Douglas was born in Tunbridge Wells, Kent, Kent, Capt. Keith Sholto Douglas, MC (retired), and Marie Josephine Castellain. In 1924, his mother became sick and died, but he was never to recover completely. By 1926, the chicken farm operation that his father had set up had failed. Douglas was accepted at Edgeborough School, a preparatory school in Guildford, in the same year. His family became increasingly poor, and his father was forced to leave home in early 1928 to seek better jobs in Wales. Marie's persistent illness led to the breakdown of his parents' marriage by the end of the decade, and his father remarried in 1930. Douglas was greatly distraught by his father's silence after 1928, and Capt. Douglas did write at last in 1938, but Keith did not want to meet him at that time.
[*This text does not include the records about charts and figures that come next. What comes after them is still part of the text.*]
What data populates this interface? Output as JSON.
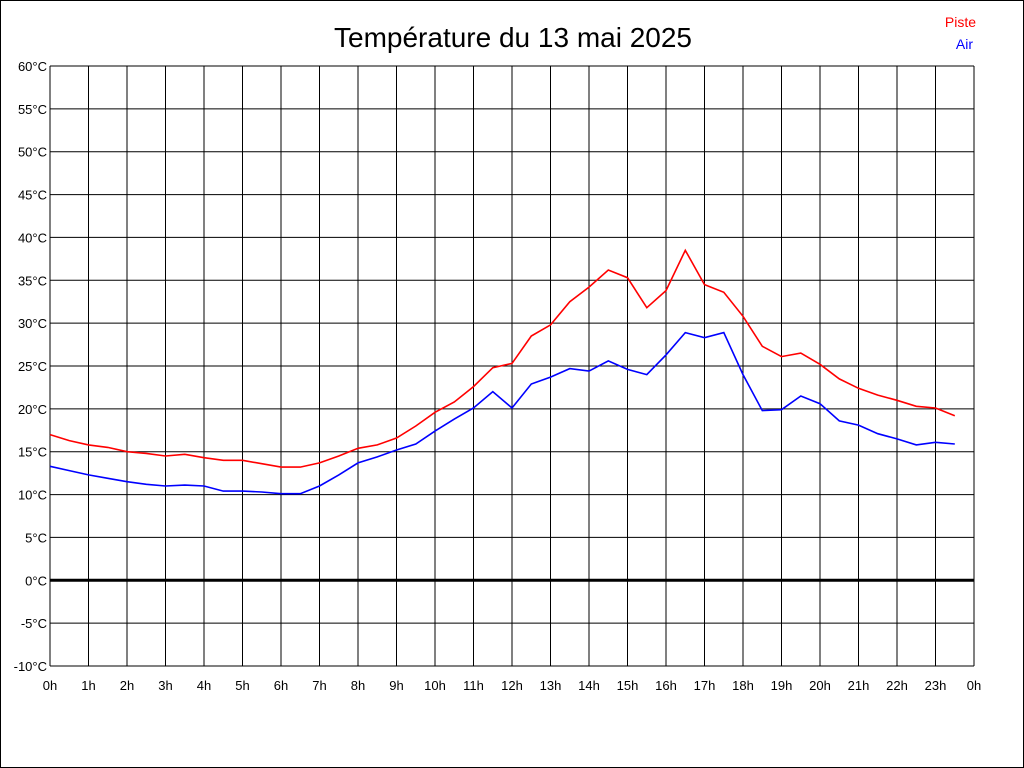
{
  "chart_data": {
    "type": "line",
    "title": "Température du 13 mai 2025",
    "xlabel": "",
    "ylabel": "",
    "x_tick_labels": [
      "0h",
      "1h",
      "2h",
      "3h",
      "4h",
      "5h",
      "6h",
      "7h",
      "8h",
      "9h",
      "10h",
      "11h",
      "12h",
      "13h",
      "14h",
      "15h",
      "16h",
      "17h",
      "18h",
      "19h",
      "20h",
      "21h",
      "22h",
      "23h",
      "0h"
    ],
    "y_tick_labels": [
      "60°C",
      "55°C",
      "50°C",
      "45°C",
      "40°C",
      "35°C",
      "30°C",
      "25°C",
      "20°C",
      "15°C",
      "10°C",
      "5°C",
      "0°C",
      "-5°C",
      "-10°C"
    ],
    "xlim": [
      0,
      24
    ],
    "ylim": [
      -10,
      60
    ],
    "grid": true,
    "legend": "top-right",
    "x": [
      0,
      0.5,
      1,
      1.5,
      2,
      2.5,
      3,
      3.5,
      4,
      4.5,
      5,
      5.5,
      6,
      6.5,
      7,
      7.5,
      8,
      8.5,
      9,
      9.5,
      10,
      10.5,
      11,
      11.5,
      12,
      12.5,
      13,
      13.5,
      14,
      14.5,
      15,
      15.5,
      16,
      16.5,
      17,
      17.5,
      18,
      18.5,
      19,
      19.5,
      20,
      20.5,
      21,
      21.5,
      22,
      22.5,
      23,
      23.5
    ],
    "series": [
      {
        "name": "Piste",
        "color": "#ff0000",
        "values": [
          17.0,
          16.3,
          15.8,
          15.5,
          15.0,
          14.8,
          14.5,
          14.7,
          14.3,
          14.0,
          14.0,
          13.6,
          13.2,
          13.2,
          13.7,
          14.5,
          15.4,
          15.8,
          16.6,
          18.0,
          19.6,
          20.8,
          22.6,
          24.8,
          25.3,
          28.5,
          29.8,
          32.5,
          34.2,
          36.2,
          35.3,
          31.8,
          33.8,
          38.5,
          34.5,
          33.6,
          30.8,
          27.3,
          26.1,
          26.5,
          25.2,
          23.5,
          22.4,
          21.6,
          21.0,
          20.3,
          20.1,
          19.2
        ]
      },
      {
        "name": "Air",
        "color": "#0000ff",
        "values": [
          13.3,
          12.8,
          12.3,
          11.9,
          11.5,
          11.2,
          11.0,
          11.1,
          11.0,
          10.4,
          10.4,
          10.3,
          10.1,
          10.1,
          11.0,
          12.3,
          13.7,
          14.4,
          15.2,
          15.9,
          17.4,
          18.8,
          20.1,
          22.0,
          20.1,
          22.9,
          23.7,
          24.7,
          24.4,
          25.6,
          24.6,
          24.0,
          26.3,
          28.9,
          28.3,
          28.9,
          24.0,
          19.8,
          19.9,
          21.5,
          20.6,
          18.6,
          18.1,
          17.1,
          16.5,
          15.8,
          16.1,
          15.9
        ]
      }
    ]
  }
}
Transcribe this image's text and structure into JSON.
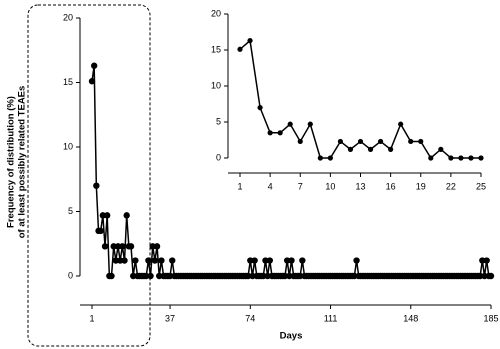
{
  "chart_data": [
    {
      "type": "line",
      "ylabel": [
        "Frequency of distribution (%)",
        "of at least possibly related TEAEs"
      ],
      "xlabel": "Days",
      "color": "#000000",
      "x": [
        1,
        2,
        3,
        4,
        5,
        6,
        7,
        8,
        9,
        10,
        11,
        12,
        13,
        14,
        15,
        16,
        17,
        18,
        19,
        20,
        21,
        22,
        23,
        24,
        25,
        26,
        27,
        28,
        29,
        30,
        31,
        32,
        33,
        34,
        35,
        36,
        37,
        38,
        39,
        40,
        41,
        42,
        43,
        44,
        45,
        46,
        47,
        48,
        49,
        50,
        51,
        52,
        53,
        54,
        55,
        56,
        57,
        58,
        59,
        60,
        61,
        62,
        63,
        64,
        65,
        66,
        67,
        68,
        69,
        70,
        71,
        72,
        73,
        74,
        75,
        76,
        77,
        78,
        79,
        80,
        81,
        82,
        83,
        84,
        85,
        86,
        87,
        88,
        89,
        90,
        91,
        92,
        93,
        94,
        95,
        96,
        97,
        98,
        99,
        100,
        101,
        102,
        103,
        104,
        105,
        106,
        107,
        108,
        109,
        110,
        111,
        112,
        113,
        114,
        115,
        116,
        117,
        118,
        119,
        120,
        121,
        122,
        123,
        124,
        125,
        126,
        127,
        128,
        129,
        130,
        131,
        132,
        133,
        134,
        135,
        136,
        137,
        138,
        139,
        140,
        141,
        142,
        143,
        144,
        145,
        146,
        147,
        148,
        149,
        150,
        151,
        152,
        153,
        154,
        155,
        156,
        157,
        158,
        159,
        160,
        161,
        162,
        163,
        164,
        165,
        166,
        167,
        168,
        169,
        170,
        171,
        172,
        173,
        174,
        175,
        176,
        177,
        178,
        179,
        180,
        181,
        182,
        183,
        184,
        185
      ],
      "values": [
        15.1,
        16.3,
        7.0,
        3.5,
        3.5,
        4.7,
        2.3,
        4.7,
        0,
        0,
        2.3,
        1.2,
        2.3,
        1.2,
        2.3,
        1.2,
        4.7,
        2.3,
        2.3,
        0,
        1.2,
        0,
        0,
        0,
        0,
        0,
        1.2,
        0,
        2.3,
        1.2,
        2.3,
        0,
        1.2,
        0,
        0,
        0,
        0,
        1.2,
        0,
        0,
        0,
        0,
        0,
        0,
        0,
        0,
        0,
        0,
        0,
        0,
        0,
        0,
        0,
        0,
        0,
        0,
        0,
        0,
        0,
        0,
        0,
        0,
        0,
        0,
        0,
        0,
        0,
        0,
        0,
        0,
        0,
        0,
        0,
        1.2,
        0,
        1.2,
        0,
        0,
        0,
        0,
        1.2,
        0,
        1.2,
        0,
        0,
        0,
        0,
        0,
        0,
        0,
        1.2,
        0,
        1.2,
        0,
        0,
        0,
        0,
        1.2,
        0,
        0,
        0,
        0,
        0,
        0,
        0,
        0,
        0,
        0,
        0,
        0,
        0,
        0,
        0,
        0,
        0,
        0,
        0,
        0,
        0,
        0,
        0,
        0,
        1.2,
        0,
        0,
        0,
        0,
        0,
        0,
        0,
        0,
        0,
        0,
        0,
        0,
        0,
        0,
        0,
        0,
        0,
        0,
        0,
        0,
        0,
        0,
        0,
        0,
        0,
        0,
        0,
        0,
        0,
        0,
        0,
        0,
        0,
        0,
        0,
        0,
        0,
        0,
        0,
        0,
        0,
        0,
        0,
        0,
        0,
        0,
        0,
        0,
        0,
        0,
        0,
        0,
        0,
        0,
        0,
        0,
        0,
        1.2,
        0,
        1.2,
        0,
        0
      ],
      "xlim": [
        1,
        185
      ],
      "xticks": [
        1,
        37,
        74,
        111,
        148,
        185
      ],
      "ylim": [
        0,
        20
      ],
      "yticks": [
        0,
        5,
        10,
        15,
        20
      ]
    },
    {
      "type": "line",
      "color": "#000000",
      "x": [
        1,
        2,
        3,
        4,
        5,
        6,
        7,
        8,
        9,
        10,
        11,
        12,
        13,
        14,
        15,
        16,
        17,
        18,
        19,
        20,
        21,
        22,
        23,
        24,
        25
      ],
      "values": [
        15.1,
        16.3,
        7.0,
        3.5,
        3.5,
        4.7,
        2.3,
        4.7,
        0,
        0,
        2.3,
        1.2,
        2.3,
        1.2,
        2.3,
        1.2,
        4.7,
        2.3,
        2.3,
        0,
        1.2,
        0,
        0,
        0,
        0
      ],
      "xlim": [
        1,
        25
      ],
      "xticks": [
        1,
        4,
        7,
        10,
        13,
        16,
        19,
        22,
        25
      ],
      "ylim": [
        0,
        20
      ],
      "yticks": [
        0,
        5,
        10,
        15,
        20
      ]
    }
  ]
}
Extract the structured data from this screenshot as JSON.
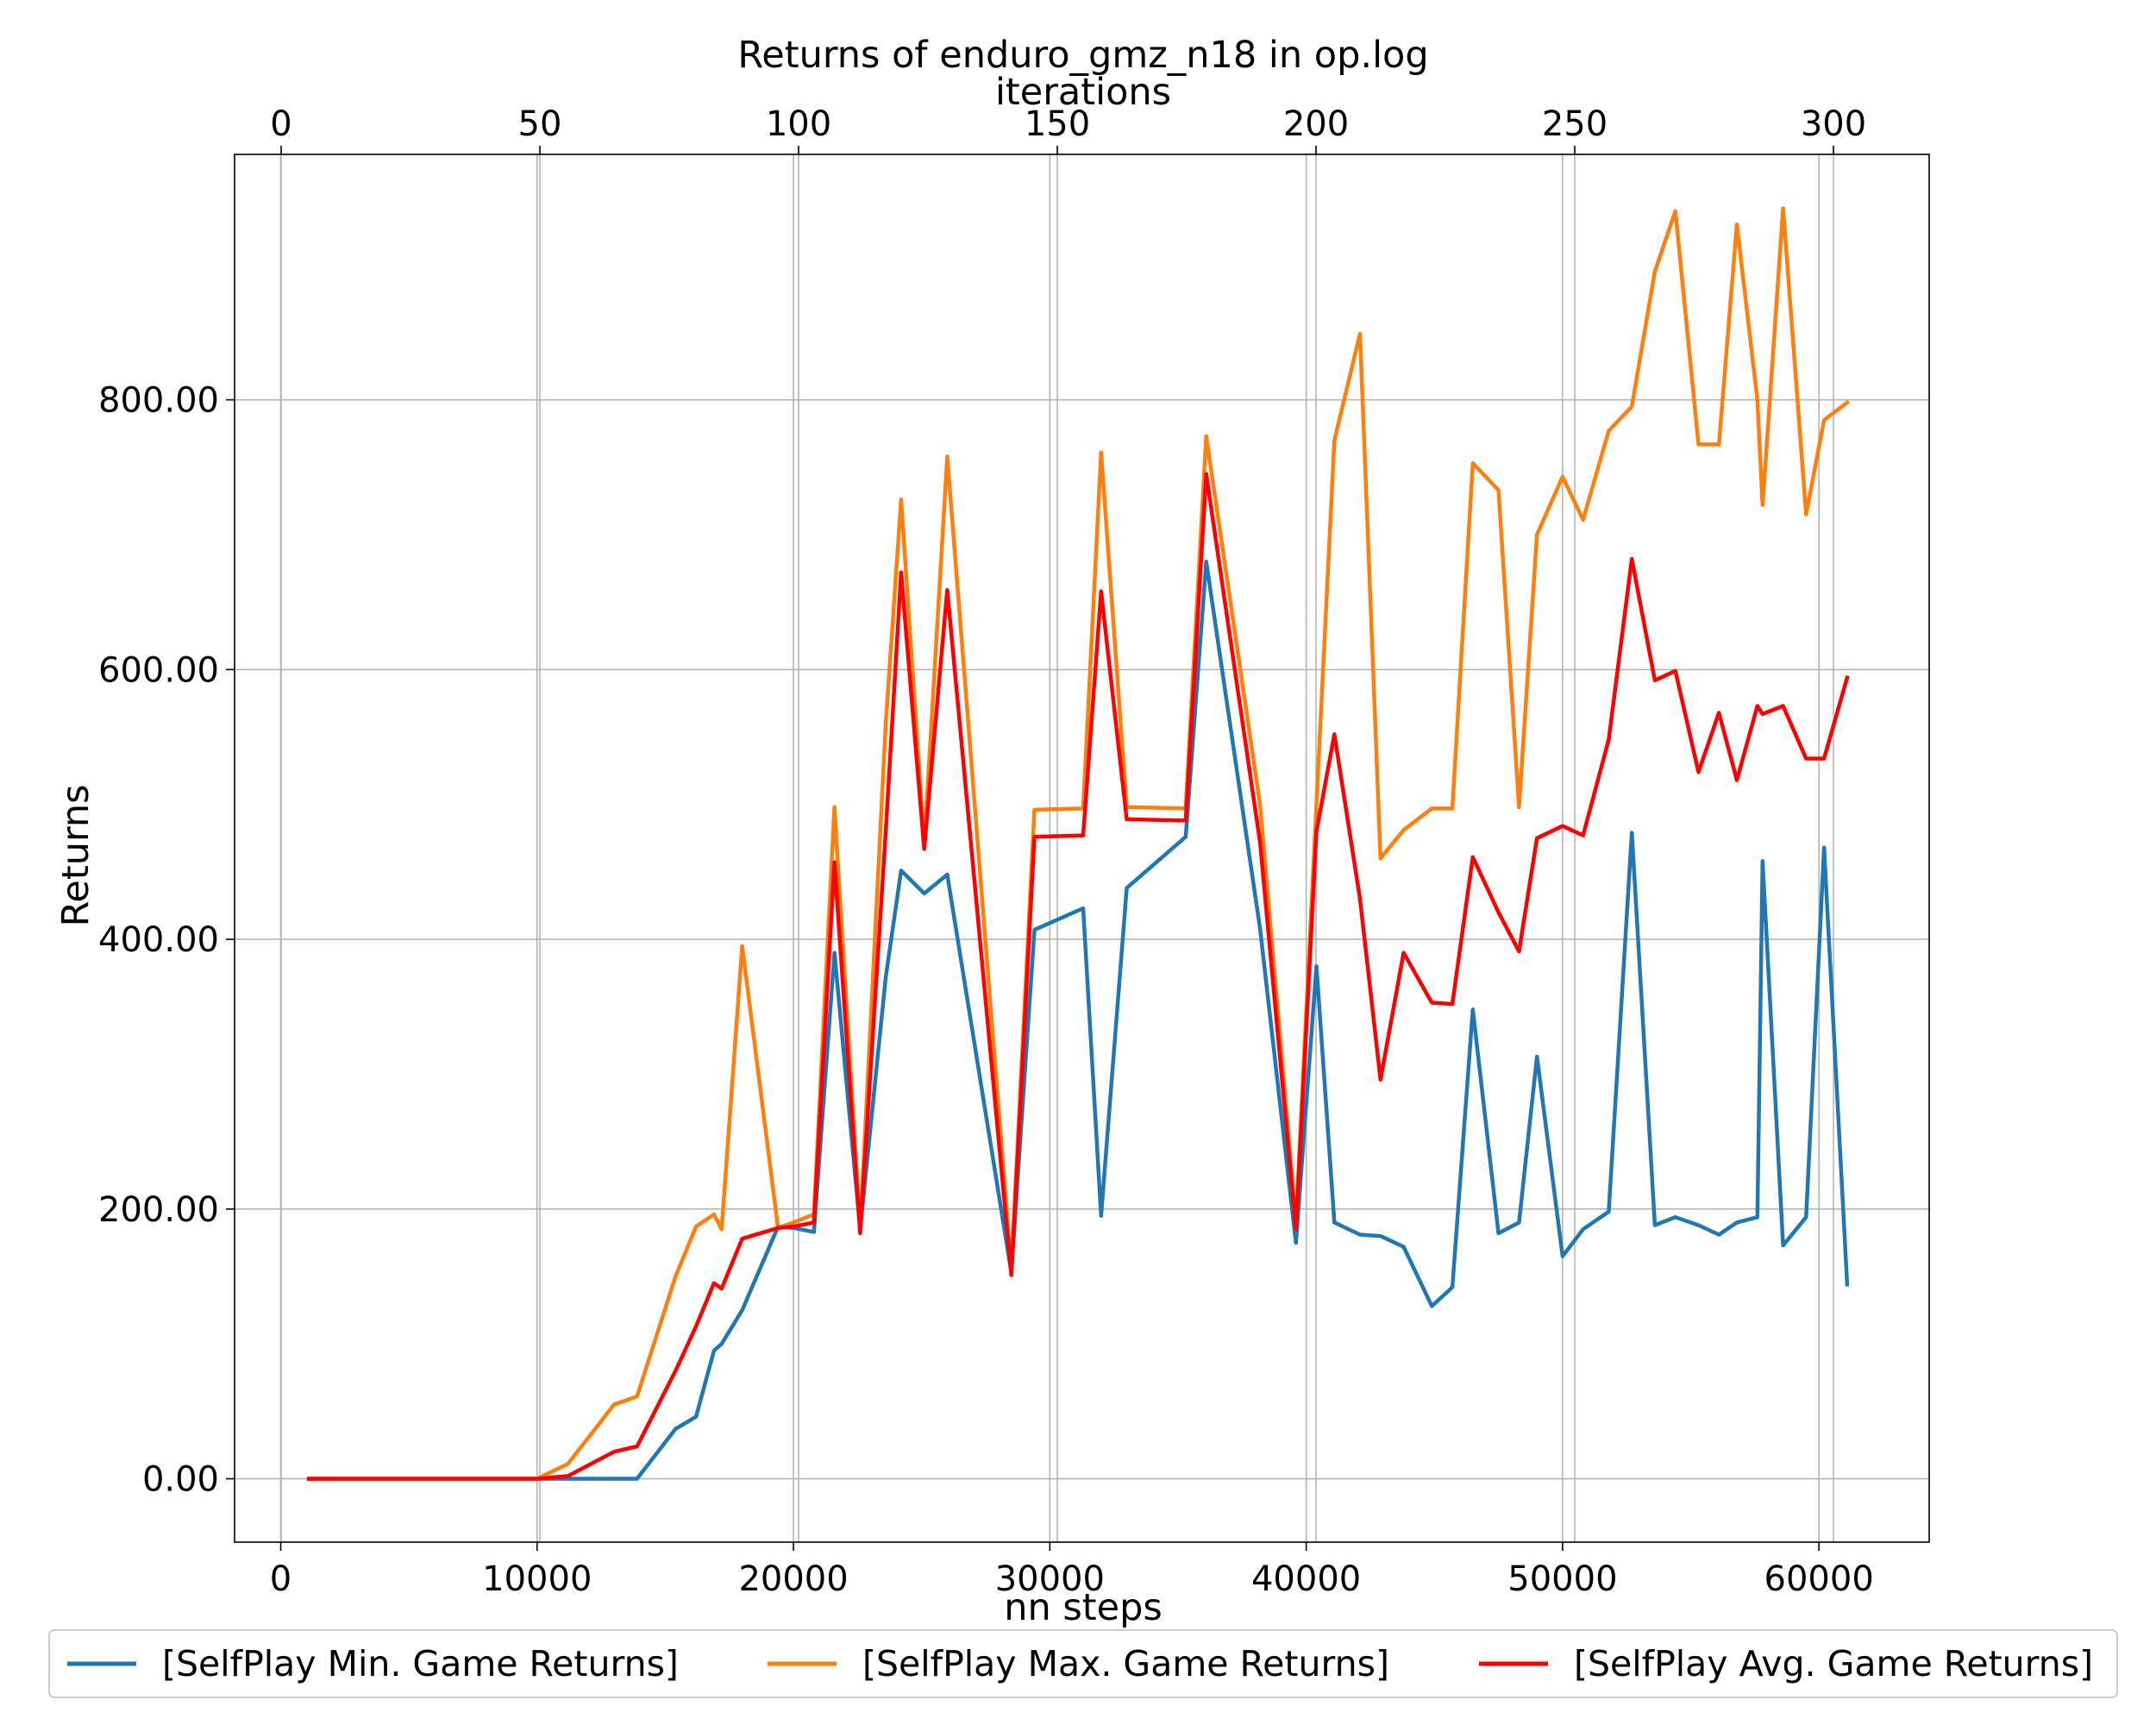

Douglas wrote in one of his letters from 1940: "I lived alone during the most volatile and formative years of his life," Douglas wrote, and during this period, he was able to persuade me that the things I imagined would come true."

Marie Douglas's financial situation was so bad that only the generosity of Mr. James, the Edgeborough headmaster, encouraged Douglas to attend school in 1930-1931, his last year there. Douglas took the entrance examination to Christ's Hospital in 1931, where education was free and there was monetary assistance to pay for all other expenses. In September 1931, he was accepted and enrolled Christ's Hospital near Horsham, studying there until 1938. His remarkable poetic talent and artistic ability were exhibited at this academy. His valier attitude to power and property, which nearly resulted in expulsion in 1935 due to a purloined training rifle, was also a contributing factor. In contrast, he excelled as a member of the Officers Training Corps, especially the drill, although he opposed militarism in a philosophical sense.

Douglas landed in 1935 after his turbulent experience with authority, a period at school where he excelled at both academic and games, and at the end, where he received an open exhibition to Merton College, Oxford, which was where he studied History and English. Edmund Blunden, a First World War veteran and well-known poet, was his mentor at Merton and admired his poetic abilities. Blunden wrote his poems to T. S. Eliot, the doyen of English poetry, who found Douglas's verses 'impressive.' Douglas became the editor of Cherwell and one of the poets anthologised in the collection Eight Oxford Poets (1941), but by the time that number appeared, he was already serving in the army. He doesn't appear to have been familiar with Sidney Keyes, Drummond Allison, John Heath-Stubbs, and Philip Larkin, who would make names for themselves. He was a good friend with J. C. Hall, who became his literary executor at Oxford.

Douglas began a friendship with Yingcheng, or Betty Sze, the daughter of a diplomat, while at Oxford. Her own feelings against him were less strong, and she refused to marry him. Despite his interactions with other women later, most notably Milena Guiterrez Penya, Yingcheng maintained the unrequited love of Douglas's life and the source of his best romantic poetry.